The World Health Organization set up the diarrhea treatment center in Pabbi about a week ago with the help of several other aid groups. Workers have already treated more than 500 patients, mostly children, said Asadullah Khan, one of the doctors.

Some of the patients have been treated multiple times because broken sewer lines have contaminated the water in the town’s wells and pipes, said the doctor. “It is circulating the disease again and again,” he said.

The aid groups set up a similar treatment facility several days ago in Nowshera, a city adjacent to Pabbi that was also engulfed by the floods. Residents who have begun to return in recent days have encountered a scene of total destruction: caved-in houses and streets covered with mud and debris.

Most of the population lacks access to clean water, and mosquitoes have proliferated in stagnant floodwater around the city, raising the risk of malaria.
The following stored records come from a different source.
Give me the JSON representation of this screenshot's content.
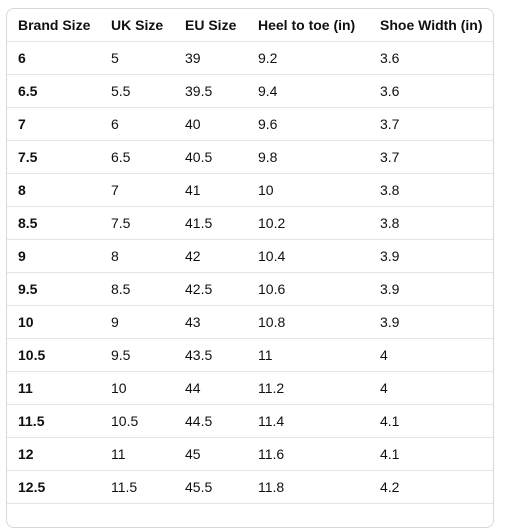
{
  "table": {
    "headers": [
      "Brand Size",
      "UK Size",
      "EU Size",
      "Heel to toe (in)",
      "Shoe Width (in)"
    ],
    "rows": [
      [
        "6",
        "5",
        "39",
        "9.2",
        "3.6"
      ],
      [
        "6.5",
        "5.5",
        "39.5",
        "9.4",
        "3.6"
      ],
      [
        "7",
        "6",
        "40",
        "9.6",
        "3.7"
      ],
      [
        "7.5",
        "6.5",
        "40.5",
        "9.8",
        "3.7"
      ],
      [
        "8",
        "7",
        "41",
        "10",
        "3.8"
      ],
      [
        "8.5",
        "7.5",
        "41.5",
        "10.2",
        "3.8"
      ],
      [
        "9",
        "8",
        "42",
        "10.4",
        "3.9"
      ],
      [
        "9.5",
        "8.5",
        "42.5",
        "10.6",
        "3.9"
      ],
      [
        "10",
        "9",
        "43",
        "10.8",
        "3.9"
      ],
      [
        "10.5",
        "9.5",
        "43.5",
        "11",
        "4"
      ],
      [
        "11",
        "10",
        "44",
        "11.2",
        "4"
      ],
      [
        "11.5",
        "10.5",
        "44.5",
        "11.4",
        "4.1"
      ],
      [
        "12",
        "11",
        "45",
        "11.6",
        "4.1"
      ],
      [
        "12.5",
        "11.5",
        "45.5",
        "11.8",
        "4.2"
      ]
    ]
  }
}
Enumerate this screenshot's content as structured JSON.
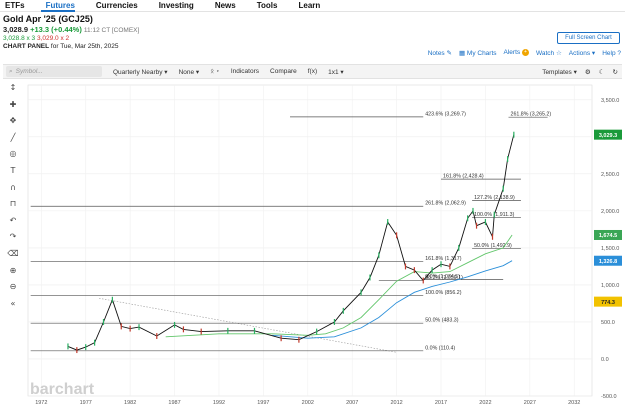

Government help is nowhere to be found.

“It is trash, dirt, germs and odd smells everywhere,” said Zahid Ullah, whose 3-year-old and 10-year-old sons were being treated for gastroenteritis at the facility in Nowshera. “It is a big danger.”

Even at the hospitals where the diarrhea treatment centers have been set up, mobs of flies hovered around the patients despite attempts by staff to kill them.

The World Health Organization and the United Nations Children’s Fund appealed to the world on Saturday to provide water purification units, family hygiene kits and other items needed to increase access to clean water in Pakistan.

Guido Sabatinelli, the head of the World Health Organization in Pakistan, said the international community’s help was critical to help Pakistan avoid a second wave of death from waterborne disease.

“We are fearing the epidemic of disease,” said Sabatinelli. “Access to safer water, potable water” is critical, he said.

Asma Bibi couldn’t agree more. The young mother searched in vain for clean water on the outskirts of Nowshera as her feverish 2-month-old son, Ehtesham, sweltered in a tent set up for flood victims. They had run out of water the day before.

“My son is sick. He hasn’t breast-fed in two days,” she said. “He needs milk. He needs water.”